Fixing a medical miscue

2/6/2010

IT TOOK too long, but The Lancet, an international medical journal that published an article that theorized a link between vaccination and autism in 1998, has finally retracted the research paper as a fraud.

Only time will tell whether the damage done by the study can be repaired. But the prestigious journal's repudiation of the study may lead to improved childhood immunizations against measles, mumps, and rubella.

Use of the three-in-one vaccination to protect against these diseases dropped significantly in the United States, Britain, and other parts of Europe after the autism research of British doctor Andrew Wakefield appeared in the journal. Dr. Wakefield's research - conducted on only 12 children - concluded that the combined vaccine was a primary cause of autism.

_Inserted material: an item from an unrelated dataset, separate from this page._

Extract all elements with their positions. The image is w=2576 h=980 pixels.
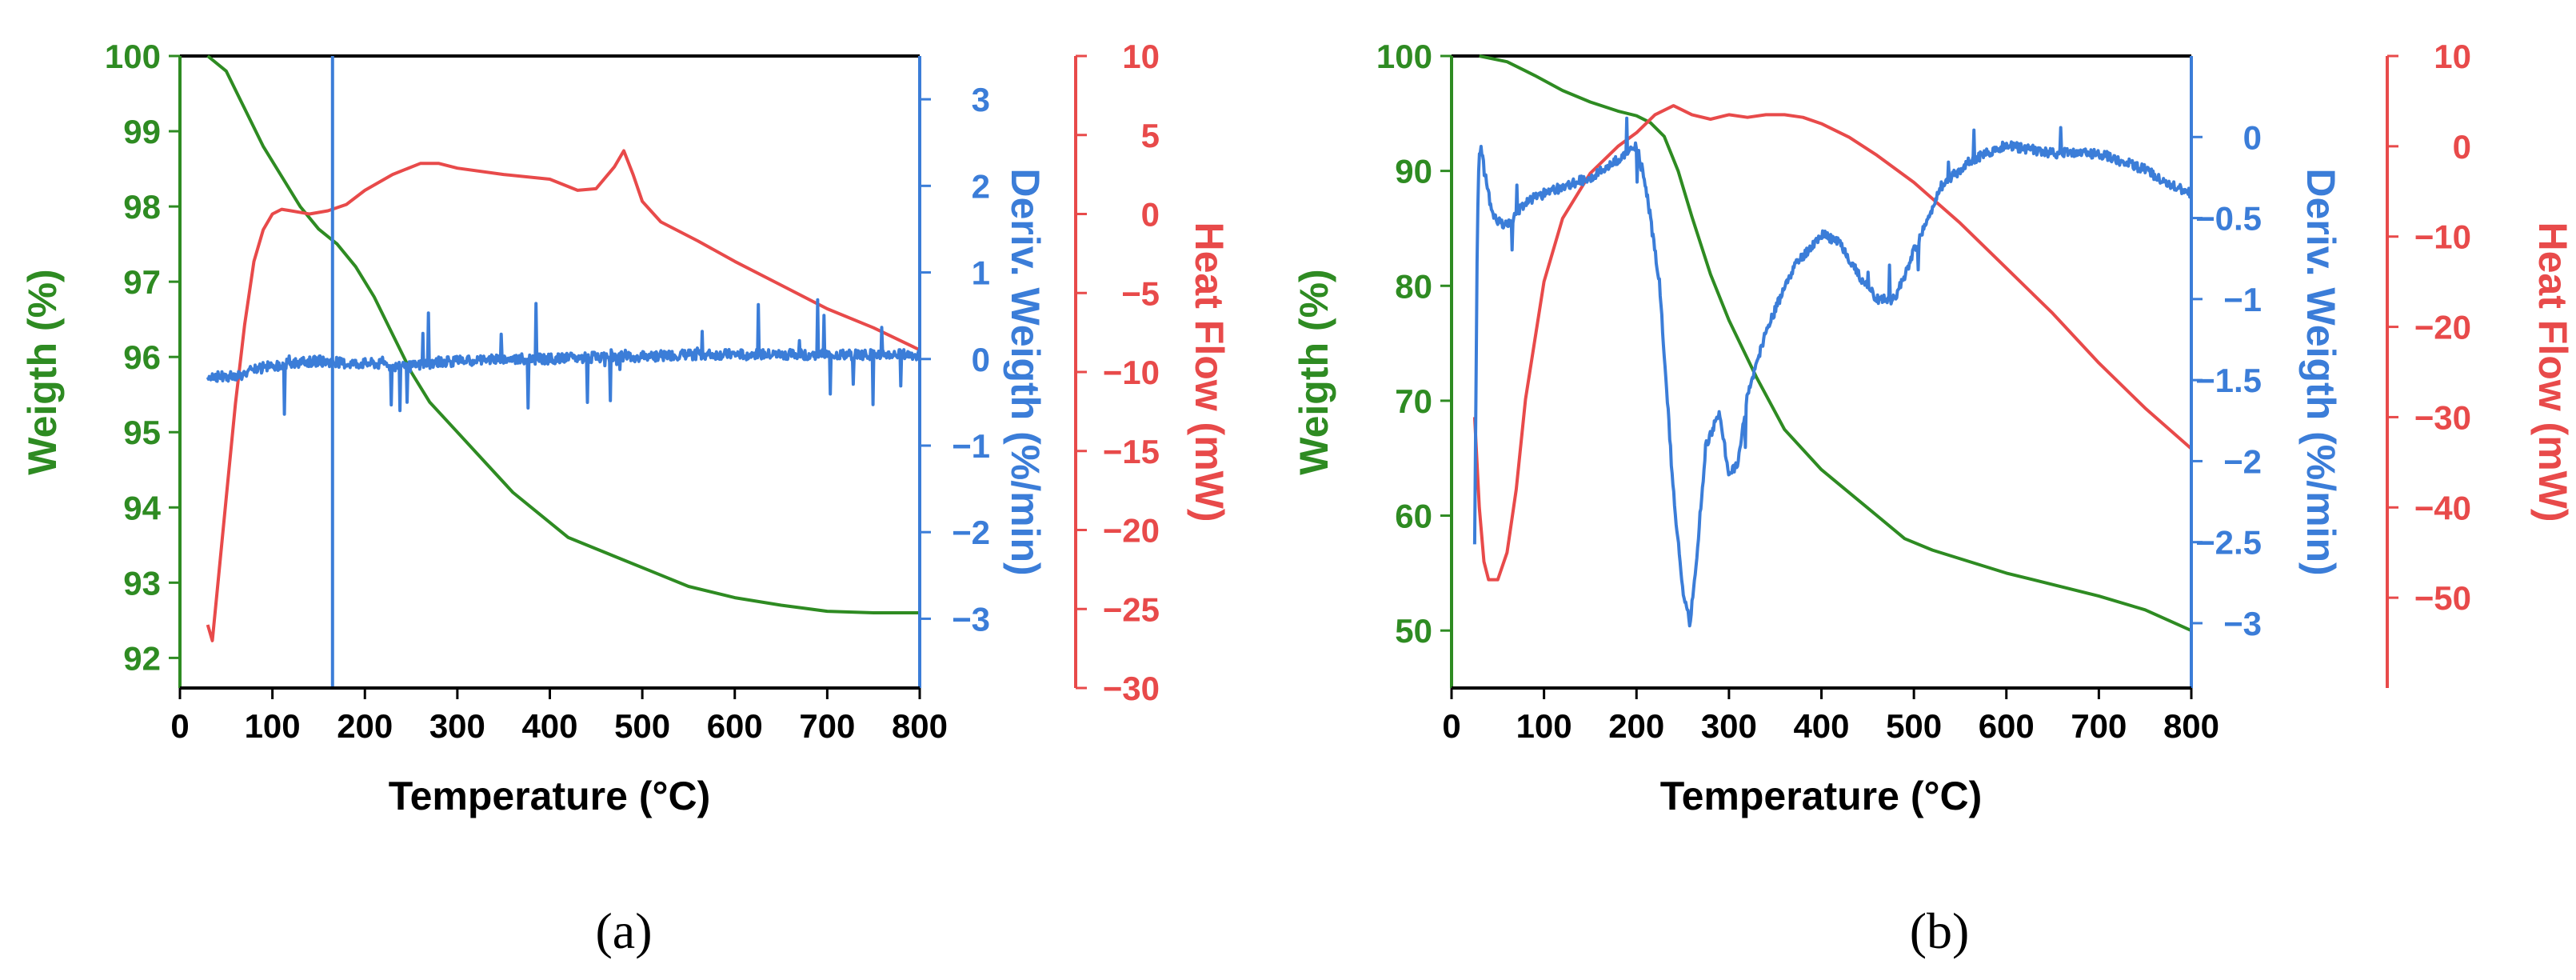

His hypothesis, now widely discredited, was that mixing the vaccines for measles, mumps, and rubella into a single shot weakened the immune system and damaged the gut, which, in turn, led to the development of autism.

His assertions caused one of the biggest medical rows in a generation and prompted alarmed parents to stop immunizing their children.

Years of subsequent medical research disproved any vaccine-autism link, but not until a recent ruling by a disciplinary panel of Britain's General Medical Council did the world take note and The Lancet formally retract the study.

The committee said Dr. Wakefield had presented his research in an "irresponsible and dishonest" way and shown "callous disregard" for the children he studied.

The doctor continues to defend his work and accuses his critics of making "unfounded and unjust" allegations.

But it's safe to say that most in the medical community are happy to put the erroneous study behind them, in hopes that public perceptions adversely affecting pediatric patients will change.

Since the publication of the article, measles has made a return in the United States with an outbreak in 2008. The U.S. Centers for Disease Control had declared the country clear of the disease only eight years earlier.